Lord, you’ve known great fatigue, even worse than this. And yet, you kept your eyes focused on your Father. One foot in front of the other, you trudged up that hill, to that place where your life would end. And yet now, I realize, even you fell. Even you struggled under the weight of your cross, and didn’t deny help when it was offered to you.
Help me to know when to ask for help. Help me to power through when I don’t feel like I can. And help me to shine whatever light I can muster. Help me to snap less at my children. Help me to give less exasperated sighs towards my husband. Help me to reflect you, no matter how dark the circles under my eyes may be.
My prayer is not for more sleep, although I would welcome that gift from you with abundant gratitude. My prayer is not for more energy, although I know that with a little boost, I could better serve others. My prayer is to remain open to your will, remain open to your call, in spite of the physical state of my body.
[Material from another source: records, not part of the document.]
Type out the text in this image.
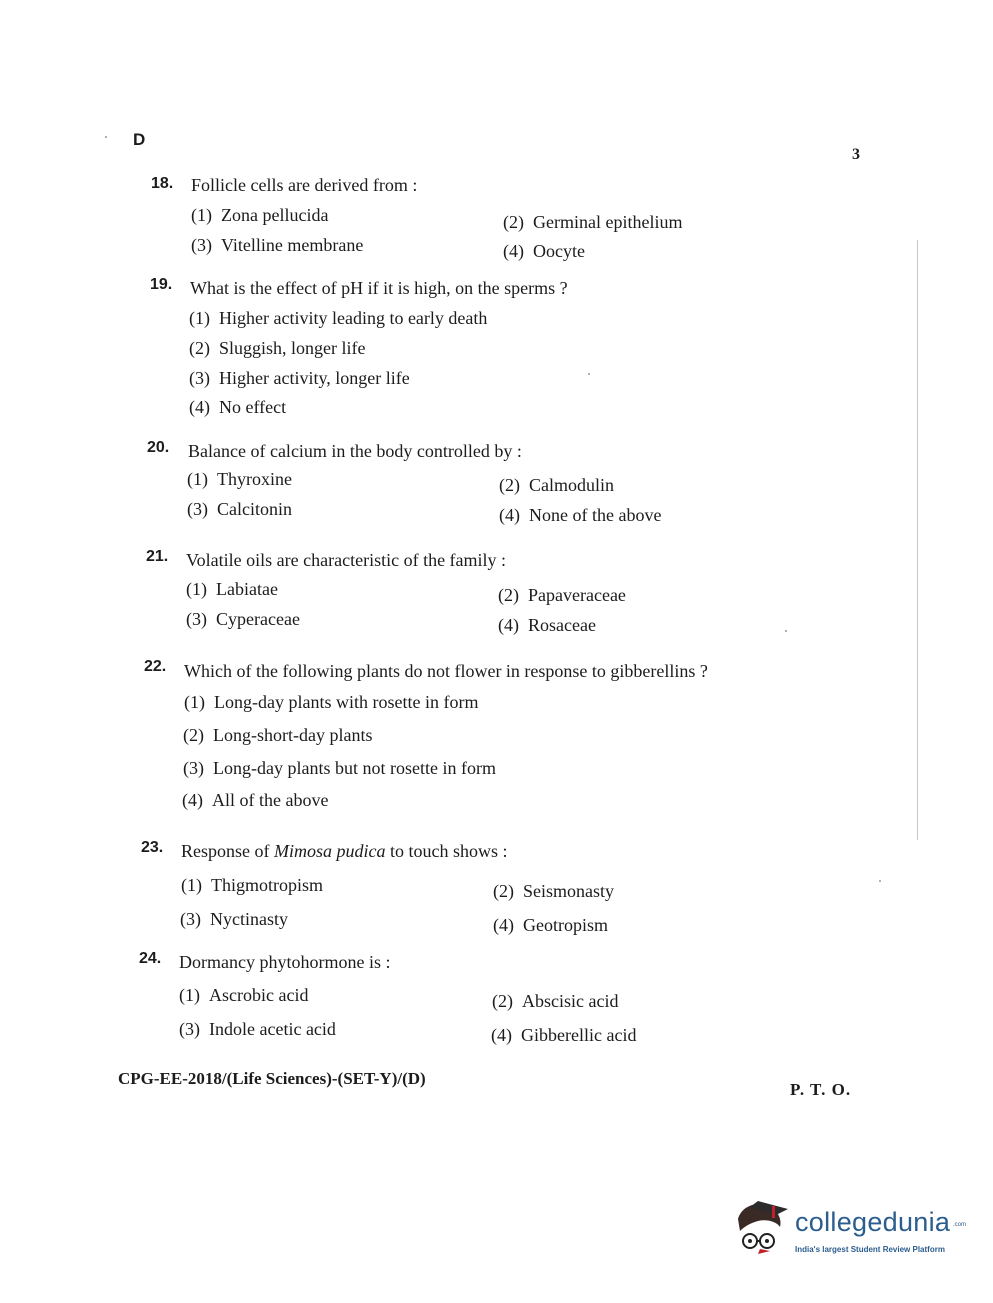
D
3
18. Follicle cells are derived from :
(1) Zona pellucida	(2) Germinal epithelium
(3) Vitelline membrane	(4) Oocyte
19. What is the effect of pH if it is high, on the sperms ?
(1) Higher activity leading to early death
(2) Sluggish, longer life
(3) Higher activity, longer life
(4) No effect
20. Balance of calcium in the body controlled by :
(1) Thyroxine	(2) Calmodulin
(3) Calcitonin	(4) None of the above
21. Volatile oils are characteristic of the family :
(1) Labiatae	(2) Papaveraceae
(3) Cyperaceae	(4) Rosaceae
22. Which of the following plants do not flower in response to gibberellins ?
(1) Long-day plants with rosette in form
(2) Long-short-day plants
(3) Long-day plants but not rosette in form
(4) All of the above
23. Response of Mimosa pudica to touch shows :
(1) Thigmotropism	(2) Seismonasty
(3) Nyctinasty	(4) Geotropism
24. Dormancy phytohormone is :
(1) Ascrobic acid	(2) Abscisic acid
(3) Indole acetic acid	(4) Gibberellic acid
CPG-EE-2018/(Life Sciences)-(SET-Y)/(D)
P. T. O.
collegedunia .com
India's largest Student Review Platform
Help me keep my weary eyes focused upward, rather than nodding off on this earth.
Much like you rebuked your disciples in the garden, help me to remember:
Watch and pray so that you will not fall into temptation. The spirit is willing, but the body is weak. -Matthew 26:41 NIV
My body is weak, but my spirit is willing. Help me not fall into the temptation of slothfulness and diversion, and remind me of my big-term goals, not short-term satisfaction.
On my own, this is not possible. But with you, there’s hope:
Jesus looked at them and said, “With man this is impossible, but not with God; all things are possible with God.” -Mark 10:27 NIV
Be my hands when tiredness fumbles and falters. Be my eyes when sleepiness weighs heavily. Be my mouth when exasperation speaks instead of love. I have been driven to my knees by exhaustion, and here I find you. Hold me in your arms and help me find rest. Not of this world, but of yours. Restore my spirit with energy anew. Make me whole again as a mother and disciple.
Amen.
Truly beautiful! I have wondered how I got through 1993-2003 when my kids were small and I had very little sleep. After reading your prayer, I realize all those prayers I mumbled and the grace of God are the reason. It will get better; different and better!
This is beautiful, Cat. I don’t suffer from lack of sleep, but the reminder to have a willing spirit speaks to me. Thanks!
The boy still wakes at least once a night. Writing, I’m often not in bed until close to 1, then up when he wakes for whatever reason: water, bathroom, bad dream, why isn’t the sun up yet because I’m awake, Mommy! Then I’m up for work by 6 (I technically need to leave by 6 but, well, no.) Restore my spirit with energy anew. I needed that today.